During the 18th century, the demand for fine furniture to decorate plantation mansions and respectable town houses had created a new grade of artisans and main craftsmen skilled in forest-carving and carpentry. One of the top native-built-in cabinetmakers was John Townsend of Newport, Rhode Isle (1733–1809). He was built-in in Newport, Rhode Island, second just to Boston among the cities of New England, whose prosperous furniture industry was controlled by two intermarried Quaker families, the Townsends and the Goddards. Throughout the industrious north, in Newport, Boston and Philadelphia, Philadelphia, artisan Cabinetmakers - many of whom were London-trained emigrants - created masterpieces in the Rococo mode styled on images independent in imported pattern books. Meanwhile, in the countryside, traditional German designs remained popular.

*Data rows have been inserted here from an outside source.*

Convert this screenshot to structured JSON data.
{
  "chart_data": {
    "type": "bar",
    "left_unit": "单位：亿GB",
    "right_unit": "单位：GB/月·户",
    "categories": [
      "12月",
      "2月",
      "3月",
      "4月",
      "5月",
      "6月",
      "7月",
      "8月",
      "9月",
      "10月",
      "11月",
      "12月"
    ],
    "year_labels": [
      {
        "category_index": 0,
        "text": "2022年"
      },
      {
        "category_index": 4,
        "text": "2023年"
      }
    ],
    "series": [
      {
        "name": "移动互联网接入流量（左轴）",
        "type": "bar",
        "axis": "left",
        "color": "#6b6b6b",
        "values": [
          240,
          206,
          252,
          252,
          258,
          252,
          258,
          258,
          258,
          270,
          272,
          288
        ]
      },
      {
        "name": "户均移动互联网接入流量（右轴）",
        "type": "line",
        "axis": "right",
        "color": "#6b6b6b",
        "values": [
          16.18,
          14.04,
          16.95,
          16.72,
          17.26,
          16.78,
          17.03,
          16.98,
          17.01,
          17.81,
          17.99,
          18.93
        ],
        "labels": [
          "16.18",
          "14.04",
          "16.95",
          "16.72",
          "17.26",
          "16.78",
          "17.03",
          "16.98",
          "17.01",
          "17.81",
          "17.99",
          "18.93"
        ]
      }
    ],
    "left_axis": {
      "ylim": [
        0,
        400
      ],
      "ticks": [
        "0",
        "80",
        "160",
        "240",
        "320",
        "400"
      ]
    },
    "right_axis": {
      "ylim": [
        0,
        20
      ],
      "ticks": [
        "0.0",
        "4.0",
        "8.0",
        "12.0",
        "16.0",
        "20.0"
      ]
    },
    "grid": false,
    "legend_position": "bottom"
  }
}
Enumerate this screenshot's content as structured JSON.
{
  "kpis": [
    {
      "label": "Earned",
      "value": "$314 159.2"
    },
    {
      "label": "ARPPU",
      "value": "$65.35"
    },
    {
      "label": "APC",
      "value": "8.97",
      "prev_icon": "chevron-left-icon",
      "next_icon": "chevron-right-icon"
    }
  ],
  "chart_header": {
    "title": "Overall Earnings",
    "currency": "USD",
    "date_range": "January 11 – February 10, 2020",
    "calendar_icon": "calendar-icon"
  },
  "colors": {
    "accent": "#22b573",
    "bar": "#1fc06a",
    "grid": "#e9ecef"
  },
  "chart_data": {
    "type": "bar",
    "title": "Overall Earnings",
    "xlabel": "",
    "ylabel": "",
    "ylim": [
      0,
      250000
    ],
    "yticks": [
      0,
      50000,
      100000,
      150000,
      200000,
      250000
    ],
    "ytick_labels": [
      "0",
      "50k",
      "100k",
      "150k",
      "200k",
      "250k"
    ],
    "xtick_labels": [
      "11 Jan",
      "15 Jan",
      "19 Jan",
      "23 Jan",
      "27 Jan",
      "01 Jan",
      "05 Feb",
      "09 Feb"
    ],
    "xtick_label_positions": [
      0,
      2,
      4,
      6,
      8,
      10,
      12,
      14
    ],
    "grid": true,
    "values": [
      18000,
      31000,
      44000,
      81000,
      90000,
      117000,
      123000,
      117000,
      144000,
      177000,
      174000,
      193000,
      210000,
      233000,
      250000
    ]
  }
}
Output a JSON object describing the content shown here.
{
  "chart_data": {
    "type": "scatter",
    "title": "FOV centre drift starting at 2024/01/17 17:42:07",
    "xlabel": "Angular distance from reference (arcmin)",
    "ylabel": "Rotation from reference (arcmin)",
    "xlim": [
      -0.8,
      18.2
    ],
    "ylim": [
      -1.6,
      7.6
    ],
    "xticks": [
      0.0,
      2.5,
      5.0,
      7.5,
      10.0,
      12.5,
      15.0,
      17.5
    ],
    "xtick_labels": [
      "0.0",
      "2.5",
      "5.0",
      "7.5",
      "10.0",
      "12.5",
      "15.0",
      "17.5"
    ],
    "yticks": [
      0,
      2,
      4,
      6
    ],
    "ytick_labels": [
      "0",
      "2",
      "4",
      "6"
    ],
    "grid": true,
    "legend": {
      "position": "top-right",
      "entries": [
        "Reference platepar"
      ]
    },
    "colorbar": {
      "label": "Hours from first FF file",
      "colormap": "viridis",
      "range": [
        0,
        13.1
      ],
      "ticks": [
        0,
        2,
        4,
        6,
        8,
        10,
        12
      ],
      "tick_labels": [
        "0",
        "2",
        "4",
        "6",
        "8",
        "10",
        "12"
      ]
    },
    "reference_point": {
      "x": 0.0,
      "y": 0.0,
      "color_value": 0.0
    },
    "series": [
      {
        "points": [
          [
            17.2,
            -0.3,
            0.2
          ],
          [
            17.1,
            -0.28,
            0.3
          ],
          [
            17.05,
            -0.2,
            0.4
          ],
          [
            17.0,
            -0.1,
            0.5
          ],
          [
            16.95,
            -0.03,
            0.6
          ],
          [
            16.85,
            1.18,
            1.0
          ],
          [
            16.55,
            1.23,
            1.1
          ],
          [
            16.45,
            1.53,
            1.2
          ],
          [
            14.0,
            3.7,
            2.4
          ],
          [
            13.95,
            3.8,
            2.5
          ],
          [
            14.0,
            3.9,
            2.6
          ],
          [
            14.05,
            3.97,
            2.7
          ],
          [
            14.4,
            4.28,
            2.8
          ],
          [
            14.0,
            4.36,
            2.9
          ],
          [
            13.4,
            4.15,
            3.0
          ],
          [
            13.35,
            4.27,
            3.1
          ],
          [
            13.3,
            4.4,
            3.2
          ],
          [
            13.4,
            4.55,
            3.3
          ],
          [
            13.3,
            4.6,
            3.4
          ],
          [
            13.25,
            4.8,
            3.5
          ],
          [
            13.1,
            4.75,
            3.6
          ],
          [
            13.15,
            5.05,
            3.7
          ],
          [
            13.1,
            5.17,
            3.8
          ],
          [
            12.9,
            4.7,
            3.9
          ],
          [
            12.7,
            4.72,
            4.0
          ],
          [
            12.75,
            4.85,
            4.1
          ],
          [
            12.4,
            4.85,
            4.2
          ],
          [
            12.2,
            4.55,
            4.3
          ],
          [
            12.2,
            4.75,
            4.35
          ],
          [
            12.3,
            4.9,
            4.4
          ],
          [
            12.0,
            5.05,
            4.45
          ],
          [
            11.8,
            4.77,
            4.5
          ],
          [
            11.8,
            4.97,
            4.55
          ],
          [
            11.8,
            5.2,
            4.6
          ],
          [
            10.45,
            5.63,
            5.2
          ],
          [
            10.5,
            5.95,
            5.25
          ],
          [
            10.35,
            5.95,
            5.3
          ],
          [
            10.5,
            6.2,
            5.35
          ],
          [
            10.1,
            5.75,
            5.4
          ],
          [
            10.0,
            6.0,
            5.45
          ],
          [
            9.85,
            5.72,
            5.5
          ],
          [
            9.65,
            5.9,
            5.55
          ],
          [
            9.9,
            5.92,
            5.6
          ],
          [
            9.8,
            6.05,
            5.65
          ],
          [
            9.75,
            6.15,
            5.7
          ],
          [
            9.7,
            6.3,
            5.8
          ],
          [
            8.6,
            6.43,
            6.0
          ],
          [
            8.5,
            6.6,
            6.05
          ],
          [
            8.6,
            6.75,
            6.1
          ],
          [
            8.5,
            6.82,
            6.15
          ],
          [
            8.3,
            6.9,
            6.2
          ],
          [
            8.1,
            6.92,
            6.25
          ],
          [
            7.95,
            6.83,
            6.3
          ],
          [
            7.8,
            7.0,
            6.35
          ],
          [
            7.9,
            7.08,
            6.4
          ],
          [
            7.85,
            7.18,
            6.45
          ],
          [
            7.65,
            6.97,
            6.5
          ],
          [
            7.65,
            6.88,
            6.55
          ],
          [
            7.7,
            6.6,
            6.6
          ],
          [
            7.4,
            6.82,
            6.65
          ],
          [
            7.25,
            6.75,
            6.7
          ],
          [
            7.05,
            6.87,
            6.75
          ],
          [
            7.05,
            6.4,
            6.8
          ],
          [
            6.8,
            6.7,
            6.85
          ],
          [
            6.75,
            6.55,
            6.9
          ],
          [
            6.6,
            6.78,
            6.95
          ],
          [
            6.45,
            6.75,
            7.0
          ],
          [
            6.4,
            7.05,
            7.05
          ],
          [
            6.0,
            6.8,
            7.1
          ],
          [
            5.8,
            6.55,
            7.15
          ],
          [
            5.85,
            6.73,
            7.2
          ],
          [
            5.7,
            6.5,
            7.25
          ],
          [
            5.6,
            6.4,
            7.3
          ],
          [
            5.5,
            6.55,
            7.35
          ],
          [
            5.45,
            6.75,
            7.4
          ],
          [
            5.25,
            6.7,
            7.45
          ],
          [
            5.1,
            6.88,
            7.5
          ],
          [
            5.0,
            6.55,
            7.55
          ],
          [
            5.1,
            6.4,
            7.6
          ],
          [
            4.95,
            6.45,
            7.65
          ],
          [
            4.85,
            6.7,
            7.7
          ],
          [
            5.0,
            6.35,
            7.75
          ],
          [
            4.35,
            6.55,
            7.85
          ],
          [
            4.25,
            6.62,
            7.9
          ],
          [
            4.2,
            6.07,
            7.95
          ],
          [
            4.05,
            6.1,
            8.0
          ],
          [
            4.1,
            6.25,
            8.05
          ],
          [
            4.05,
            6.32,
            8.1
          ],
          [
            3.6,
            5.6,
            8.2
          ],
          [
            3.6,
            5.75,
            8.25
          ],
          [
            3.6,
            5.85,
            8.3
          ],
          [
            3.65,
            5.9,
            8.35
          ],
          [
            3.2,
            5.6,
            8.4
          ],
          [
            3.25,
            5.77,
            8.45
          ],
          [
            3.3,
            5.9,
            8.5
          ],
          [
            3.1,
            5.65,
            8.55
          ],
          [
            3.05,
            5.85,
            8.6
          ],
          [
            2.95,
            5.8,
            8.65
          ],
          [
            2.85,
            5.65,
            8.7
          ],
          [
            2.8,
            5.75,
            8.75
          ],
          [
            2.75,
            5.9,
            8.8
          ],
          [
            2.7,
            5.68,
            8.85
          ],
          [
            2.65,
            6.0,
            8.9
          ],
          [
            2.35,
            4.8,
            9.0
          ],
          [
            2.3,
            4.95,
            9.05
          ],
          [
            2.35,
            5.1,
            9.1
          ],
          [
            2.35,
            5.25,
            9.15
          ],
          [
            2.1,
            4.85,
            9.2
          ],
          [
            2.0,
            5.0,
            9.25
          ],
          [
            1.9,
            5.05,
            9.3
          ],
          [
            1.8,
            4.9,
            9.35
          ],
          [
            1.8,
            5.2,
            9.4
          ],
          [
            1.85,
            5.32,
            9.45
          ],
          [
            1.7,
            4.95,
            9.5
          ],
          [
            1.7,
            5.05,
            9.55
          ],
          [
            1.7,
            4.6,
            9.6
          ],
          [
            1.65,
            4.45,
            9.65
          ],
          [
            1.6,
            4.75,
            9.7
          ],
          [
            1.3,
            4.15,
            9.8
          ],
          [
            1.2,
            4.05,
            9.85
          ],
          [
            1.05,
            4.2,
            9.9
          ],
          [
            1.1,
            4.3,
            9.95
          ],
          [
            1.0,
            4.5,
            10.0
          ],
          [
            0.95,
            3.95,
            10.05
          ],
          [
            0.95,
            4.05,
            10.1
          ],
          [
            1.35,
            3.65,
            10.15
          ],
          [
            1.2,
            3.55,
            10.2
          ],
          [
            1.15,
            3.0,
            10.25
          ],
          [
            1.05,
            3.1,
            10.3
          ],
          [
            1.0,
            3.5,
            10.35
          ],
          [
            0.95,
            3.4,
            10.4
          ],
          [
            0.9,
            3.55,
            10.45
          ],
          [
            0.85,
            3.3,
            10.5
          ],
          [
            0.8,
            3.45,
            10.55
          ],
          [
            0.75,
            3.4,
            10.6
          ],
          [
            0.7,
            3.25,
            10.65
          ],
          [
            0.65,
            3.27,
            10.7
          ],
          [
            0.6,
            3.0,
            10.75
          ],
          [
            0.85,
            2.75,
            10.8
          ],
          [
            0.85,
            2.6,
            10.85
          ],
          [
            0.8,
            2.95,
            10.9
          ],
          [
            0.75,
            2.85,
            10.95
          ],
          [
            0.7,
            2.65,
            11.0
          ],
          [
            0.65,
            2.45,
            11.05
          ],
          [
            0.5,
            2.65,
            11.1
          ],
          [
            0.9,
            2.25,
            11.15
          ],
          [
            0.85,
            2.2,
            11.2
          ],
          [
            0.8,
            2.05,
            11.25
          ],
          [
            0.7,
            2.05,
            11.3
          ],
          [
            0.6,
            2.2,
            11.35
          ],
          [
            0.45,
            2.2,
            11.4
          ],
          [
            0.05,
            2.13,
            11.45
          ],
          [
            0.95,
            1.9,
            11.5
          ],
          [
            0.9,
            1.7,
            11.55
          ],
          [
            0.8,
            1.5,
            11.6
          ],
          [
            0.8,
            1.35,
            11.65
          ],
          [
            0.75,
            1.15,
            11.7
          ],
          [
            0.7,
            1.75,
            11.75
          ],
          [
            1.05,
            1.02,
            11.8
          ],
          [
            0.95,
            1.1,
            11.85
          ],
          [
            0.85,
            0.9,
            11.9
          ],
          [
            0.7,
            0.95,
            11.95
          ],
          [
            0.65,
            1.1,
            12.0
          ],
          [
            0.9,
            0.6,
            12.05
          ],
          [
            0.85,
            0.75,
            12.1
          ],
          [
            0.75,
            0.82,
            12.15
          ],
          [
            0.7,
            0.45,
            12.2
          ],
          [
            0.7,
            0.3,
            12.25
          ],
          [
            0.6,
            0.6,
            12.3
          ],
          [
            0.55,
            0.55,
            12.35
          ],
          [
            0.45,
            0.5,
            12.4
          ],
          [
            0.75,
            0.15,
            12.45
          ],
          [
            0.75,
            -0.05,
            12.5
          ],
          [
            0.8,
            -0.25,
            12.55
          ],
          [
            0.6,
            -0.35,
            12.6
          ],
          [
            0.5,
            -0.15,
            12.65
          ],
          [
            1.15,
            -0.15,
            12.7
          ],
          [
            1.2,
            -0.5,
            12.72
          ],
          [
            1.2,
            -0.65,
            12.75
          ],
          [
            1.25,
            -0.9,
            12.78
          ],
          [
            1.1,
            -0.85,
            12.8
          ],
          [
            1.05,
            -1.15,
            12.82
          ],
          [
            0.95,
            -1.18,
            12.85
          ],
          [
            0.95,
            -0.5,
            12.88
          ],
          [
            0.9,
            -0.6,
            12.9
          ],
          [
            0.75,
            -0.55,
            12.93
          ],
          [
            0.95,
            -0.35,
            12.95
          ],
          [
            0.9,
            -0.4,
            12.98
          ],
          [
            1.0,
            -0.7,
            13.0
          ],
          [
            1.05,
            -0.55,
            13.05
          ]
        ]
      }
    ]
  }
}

Other popular crafts in rural areas of the colonies included: embroidery, handbasket-weaving, metalwork, jewellery and (in the northeast seaports) whalebone and ivory carving, likewise equally different types of folk art such equally doll-making, quilt-making and coating-making. Notwithstanding, all these crafts autumn outside the general category of art, although they served a vital role in colonial culture.

Collections

Examples of American Colonial fine art can be seen in many of the best art museums and heritage centres across the United states of america, including the post-obit venues:

- American Folk Art Museum (NYC)
- Art Found of Chicago, Illinois
- Boston Museum of Fine Arts
- Denver Art Museum, Colorado
- Detroit Plant of Arts, Michigan
- Gibbes Museum of Art
- Greenville County Museum of Art
- Kimbell Art Museum (Fort Worth)
- Lyman Allyn Art Museum
- Metropolitan Museum of Art (NYC)
- Minneapolis Institute of Arts (MIA), Minnesota
- Museum of Early Southern Decorative Arts
- Museum of Fine Arts, Houston, Texas
- National Gallery of Art, Washington DC
- National Museum of the American Indian, Washington DC
- New York State Museum
- Peale Museum, Baltimore
- Pennsylvania State Museum
- Philadelphia Museum of Art
- Smithsonian American Fine art Museum, Washington DC
- Worcester Art Museum, Massachusetts
- Yale University Art Gallery

Legacy of Colonial Art

American 19th century artists congenital upon the traditions and standards prepare by Copley, West and Gilbert - not just in portraiture and historical works but also in the newly popular genre of landscape. Thus, equally Colonial fine art gave way to the more bodacious traditions of the 19th century, the eastern cities began to feel the sights of the American wilderness through the optics of the Missouri borderland painter George Caleb Bingham (1811-1879); the Hudson River painters Thomas Cole (1801-48) and Frederic Edwin Church (1826-1900); and the leader of the Rocky Mountain school, Albert Bierstadt (1830-1902). They experienced the Cowboy West through the paintings of Frederic Remington (1861-1909) and the sculpture of James Earle Fraser (1876-1953) - see, for instance, his masterpiece The End of the Trail (1915, National Cowboy & Western Heritage Museum, Oklahoma City). Meanwhile, the genre of American history painting was maintained by the German-American painter Emanuel Gottlieb Leutze (1816-68) who is renowned for his canvas Washington Crossing the Delaware (1851, Metropolitan Museum of Fine art).

• For a chronological guide to painting in colonial era America and elsewhere, see: History of Art Timeline.
• For information virtually neoclassical colonial architecture in the United States, see: Homepage.